Vamos começar relembrando que a primeira elaboração de um Livro Didático no Brasil foi uma iniciativa do Instituto Nacional do Livro (INL), fundado em 1936, pelo Governo de Getúlio Vargas. À época, o Ministro da Educação (e Saúde Pública) era Gustavo Capanema. O objetivo do INL era o de incentivar a implantação de mais bibliotecas, para que fosse ampliada a produção de livros. As bibliotecas seriam, assim, os centros de cultura e de formação humana.
Atualmente, o setor é integrado à Biblioteca Nacional, “guardiã da memória gráfica brasileira”, sendo transformado em um departamento da Fundação Biblioteca Nacional, que fica no Rio de Janeiro. Vale ressaltar que em 1938 foi criada a Comissão Nacional do Livro Didático (CNLD) que atualmente é conhecida como Programa Nacional do Livro Didático (PNLD). Desde sua criação, o PNLD tem o objetivo de distribuir livros didáticos e materiais aos alunos das escolas públicas.
Após acordo com as Editoras, o MEC disponibiliza os livros, para a escolha conjunta, entre Secretarias de Educação e docentes. Houve mudanças de nome ao longo da história, mas sempre se manteve o mesmo objetivo. O Programa faz parte do Fundo Nacional de Desenvolvimento da Educação.
São tantos os fatos históricos sobre os livros didáticos, não é mesmo?
Você lembra o nome da c artilha com que você foi alfabetizado? E do seu primeiro livro escolar? De quais livros, coleções, enciclopédias e apostilas você recorda que fizeram parte de sua trajetória escolar?
O livro tem lugar reservado na memória de muitos. Quem se lembra das pesquisas nas bibliotecas? Dá saudade, não é mesmo? Sim, naquela época já existia o ‘copia e cola’. Eram páginas e páginas de papel almaço de transcrição dos trechos dos livros para fazer um trabalho que foi pedido por um professor.
Sim, havia também muitos que entendiam o sentido do que é pesquisar e, após a leitura, produziam um trabalho autoral. Esse é um tema muito propício a muita reflexão, mas neste texto, o intuito é de trazer para o foco do nosso olhar, de nossa memória cognitiva e afetiva, o Livro Didático. É propício citar o Profeta Jó:
“Quem dera se minhas palavras pudessem ser escritas! Quem dera fossem elas consignadas num livro” (Jó 19,23).
Há várias versões para a criação do livro didático, inclusive que ele existia no final do século XV, até mesmo antes da invenção da Imprensa. Mas como assim? Aqueles que queriam aprender mais e deixar o conhecimento público escreviam suas próprias anotações, desenvolviam suas descobertas, criações e teses. É princípio de todo livro.

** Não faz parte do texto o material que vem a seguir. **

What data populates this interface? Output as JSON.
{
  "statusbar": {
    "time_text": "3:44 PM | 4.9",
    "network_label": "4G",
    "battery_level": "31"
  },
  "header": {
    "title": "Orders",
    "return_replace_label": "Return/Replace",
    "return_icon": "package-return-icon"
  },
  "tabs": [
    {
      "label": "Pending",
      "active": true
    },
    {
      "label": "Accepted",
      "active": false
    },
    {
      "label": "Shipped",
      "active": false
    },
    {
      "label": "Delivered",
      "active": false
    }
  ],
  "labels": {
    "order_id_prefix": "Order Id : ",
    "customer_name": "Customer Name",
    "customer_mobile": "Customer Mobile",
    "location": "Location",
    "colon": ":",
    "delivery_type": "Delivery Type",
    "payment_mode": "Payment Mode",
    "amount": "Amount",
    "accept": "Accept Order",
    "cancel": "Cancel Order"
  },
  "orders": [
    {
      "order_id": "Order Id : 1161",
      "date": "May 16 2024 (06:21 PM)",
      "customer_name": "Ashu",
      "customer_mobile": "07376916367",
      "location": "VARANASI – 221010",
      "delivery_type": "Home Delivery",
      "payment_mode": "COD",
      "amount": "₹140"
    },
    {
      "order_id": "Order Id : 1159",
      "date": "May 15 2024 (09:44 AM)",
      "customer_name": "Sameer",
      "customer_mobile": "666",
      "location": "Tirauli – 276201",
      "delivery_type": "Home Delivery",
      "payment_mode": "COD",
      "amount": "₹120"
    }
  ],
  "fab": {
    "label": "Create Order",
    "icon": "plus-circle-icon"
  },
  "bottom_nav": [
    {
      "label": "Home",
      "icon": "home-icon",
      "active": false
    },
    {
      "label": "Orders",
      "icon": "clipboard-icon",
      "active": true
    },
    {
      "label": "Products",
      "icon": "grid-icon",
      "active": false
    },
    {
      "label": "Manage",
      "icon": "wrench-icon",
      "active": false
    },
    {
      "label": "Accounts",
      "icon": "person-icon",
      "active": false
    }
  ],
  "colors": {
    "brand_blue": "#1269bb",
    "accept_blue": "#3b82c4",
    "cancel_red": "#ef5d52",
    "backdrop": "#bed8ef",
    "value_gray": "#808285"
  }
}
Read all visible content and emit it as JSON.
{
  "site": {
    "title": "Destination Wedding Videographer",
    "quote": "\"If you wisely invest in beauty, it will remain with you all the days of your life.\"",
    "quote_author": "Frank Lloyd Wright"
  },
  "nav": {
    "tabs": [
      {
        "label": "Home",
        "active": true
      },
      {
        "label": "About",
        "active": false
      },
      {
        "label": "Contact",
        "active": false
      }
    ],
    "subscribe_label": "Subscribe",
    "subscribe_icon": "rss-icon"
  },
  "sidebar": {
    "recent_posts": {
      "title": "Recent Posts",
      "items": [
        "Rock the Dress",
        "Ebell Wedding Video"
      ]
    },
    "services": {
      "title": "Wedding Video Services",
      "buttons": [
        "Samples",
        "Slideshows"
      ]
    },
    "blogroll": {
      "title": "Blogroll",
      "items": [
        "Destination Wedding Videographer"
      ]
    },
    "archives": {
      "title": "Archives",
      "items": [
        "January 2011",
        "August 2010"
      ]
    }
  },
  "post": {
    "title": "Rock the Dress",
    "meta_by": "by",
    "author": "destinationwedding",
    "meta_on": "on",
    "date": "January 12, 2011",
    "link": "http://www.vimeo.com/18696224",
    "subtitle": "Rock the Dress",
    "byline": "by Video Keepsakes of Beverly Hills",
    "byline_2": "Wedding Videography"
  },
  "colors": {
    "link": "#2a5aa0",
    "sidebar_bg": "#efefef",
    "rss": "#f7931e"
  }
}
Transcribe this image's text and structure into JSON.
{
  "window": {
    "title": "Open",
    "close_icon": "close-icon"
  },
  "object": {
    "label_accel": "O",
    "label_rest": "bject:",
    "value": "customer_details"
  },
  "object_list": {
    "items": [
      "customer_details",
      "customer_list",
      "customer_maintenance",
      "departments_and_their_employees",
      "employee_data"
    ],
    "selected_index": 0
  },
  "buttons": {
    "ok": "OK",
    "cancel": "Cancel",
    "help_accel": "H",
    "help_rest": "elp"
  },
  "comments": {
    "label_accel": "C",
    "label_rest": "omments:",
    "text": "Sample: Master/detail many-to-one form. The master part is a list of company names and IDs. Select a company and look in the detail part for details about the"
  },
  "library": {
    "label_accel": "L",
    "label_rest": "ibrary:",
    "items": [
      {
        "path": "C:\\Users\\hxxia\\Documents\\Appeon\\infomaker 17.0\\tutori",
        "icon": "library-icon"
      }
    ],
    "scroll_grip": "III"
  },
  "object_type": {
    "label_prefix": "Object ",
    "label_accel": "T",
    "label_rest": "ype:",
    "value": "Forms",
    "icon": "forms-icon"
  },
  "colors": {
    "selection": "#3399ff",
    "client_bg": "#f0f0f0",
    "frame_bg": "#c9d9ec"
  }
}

Talvez o exemplo mais clássico seja a Bíblia: antes de ser livro, foi vida, foram reflexões, descobertas e experiências. A Bíblia é, na verdade, uma biblioteca, uma coletânea de livros. Vale ressaltar que os nossos antepassados, nos primórdios da humanidade, encontraram várias formas de registrar suas vivências e expressões inclusive em pedras e, com o passar dos tempos, descobriram o papiro, os pergaminhos e por aí adiante… Até chegar à escrita digital.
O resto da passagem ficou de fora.